31 Sur le plan technique, le projet reposait sur un véhicule sur pneus, investissement moins lourd en travaux que le rail, fonctionnant avec un système de batterie aéroporté fabriqué depuis la France par le Groupe Lohr. Son coût total était de 118 milliards de F.CFA, avec une concession sur 30 ans donnée à Quattron International. Le projet était donc innovant pour le transport de masse tout en prévoyant une station énergétique spécifique dédiée au tramway, à base thermique et/ou solaire, ainsi qu’un moteur non polluant. Mais si le coût d’exploitation était ainsi pensé comme faible, la charge d’investissement apparaissait disproportionnée au regard d’autres besoins sociaux à satisfaire.

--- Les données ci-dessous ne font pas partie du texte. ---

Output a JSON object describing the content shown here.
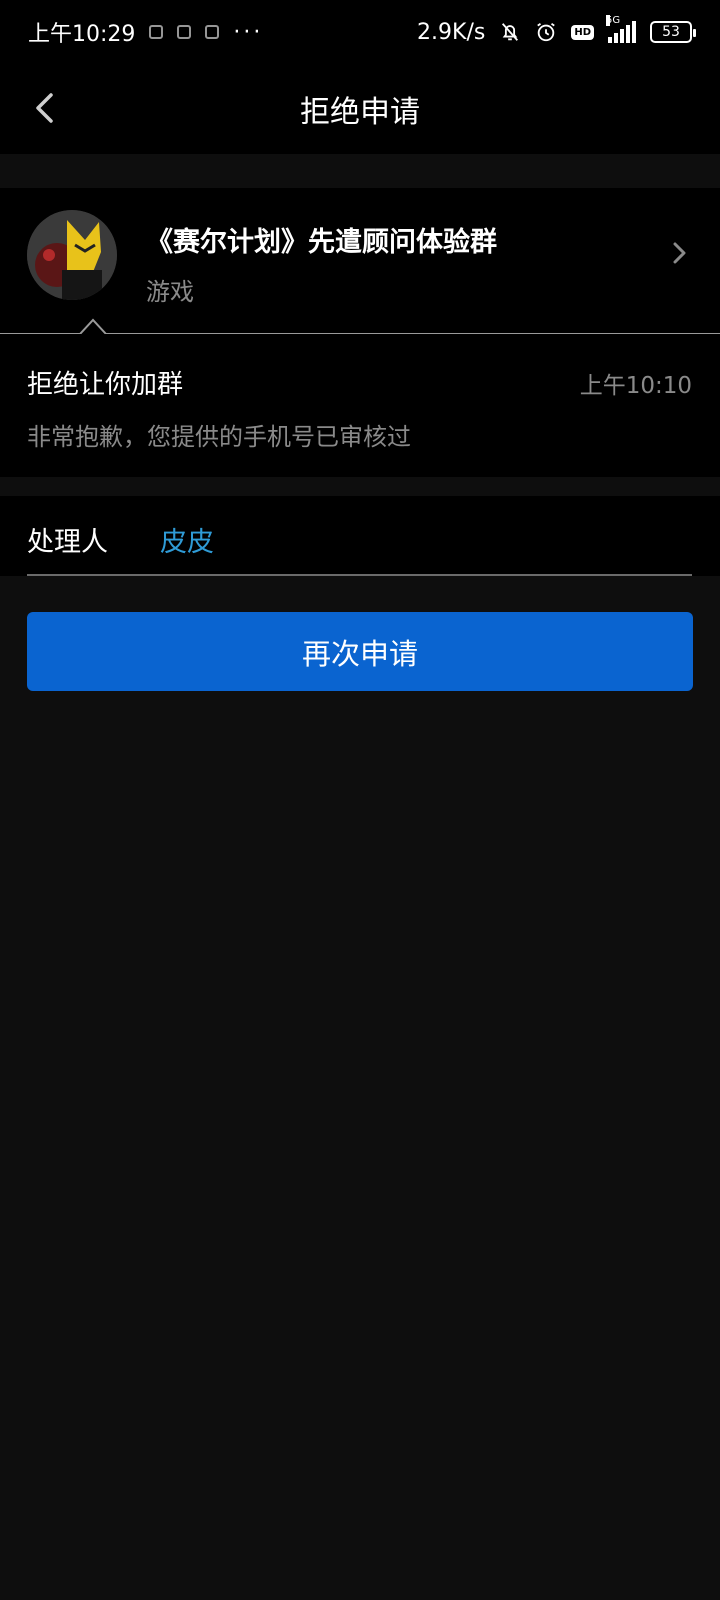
{
  "status_bar": {
    "time": "上午10:29",
    "dots": "···",
    "net_speed": "2.9K/s",
    "hd": "HD",
    "network": "5G",
    "battery": "53"
  },
  "header": {
    "title": "拒绝申请"
  },
  "group": {
    "name": "《赛尔计划》先遣顾问体验群",
    "category": "游戏"
  },
  "rejection": {
    "title": "拒绝让你加群",
    "time": "上午10:10",
    "reason": "非常抱歉，您提供的手机号已审核过"
  },
  "handler": {
    "label": "处理人",
    "name": "皮皮"
  },
  "actions": {
    "reapply_label": "再次申请"
  },
  "colors": {
    "accent_button": "#0a64d0",
    "handler_link": "#2f9bd6",
    "secondary_text": "#8a8a8a"
  }
}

Le tramway a ainsi été pensé comme un phare technologique sans concertation parmi les acteurs du transport bamakois ; ni capitalisation de gestions antérieures, ni réflexion sur les ruptures de charge à prévoir en direction des zones enclavées ; ni réelle appropriation de l’idée dans les communes à traverser. Sur le fond, son principe reste porteur d’exclusion : de prestataires de transport concurrents sur la ligne retenue, de communes plutôt que d’autres, mais aussi des clientèles modestes, souvent chargées de bagages, qui restent captives des tarifs SOTRAMA inférieurs aux 200 F.CFA préconisés pour le voyage en tramway.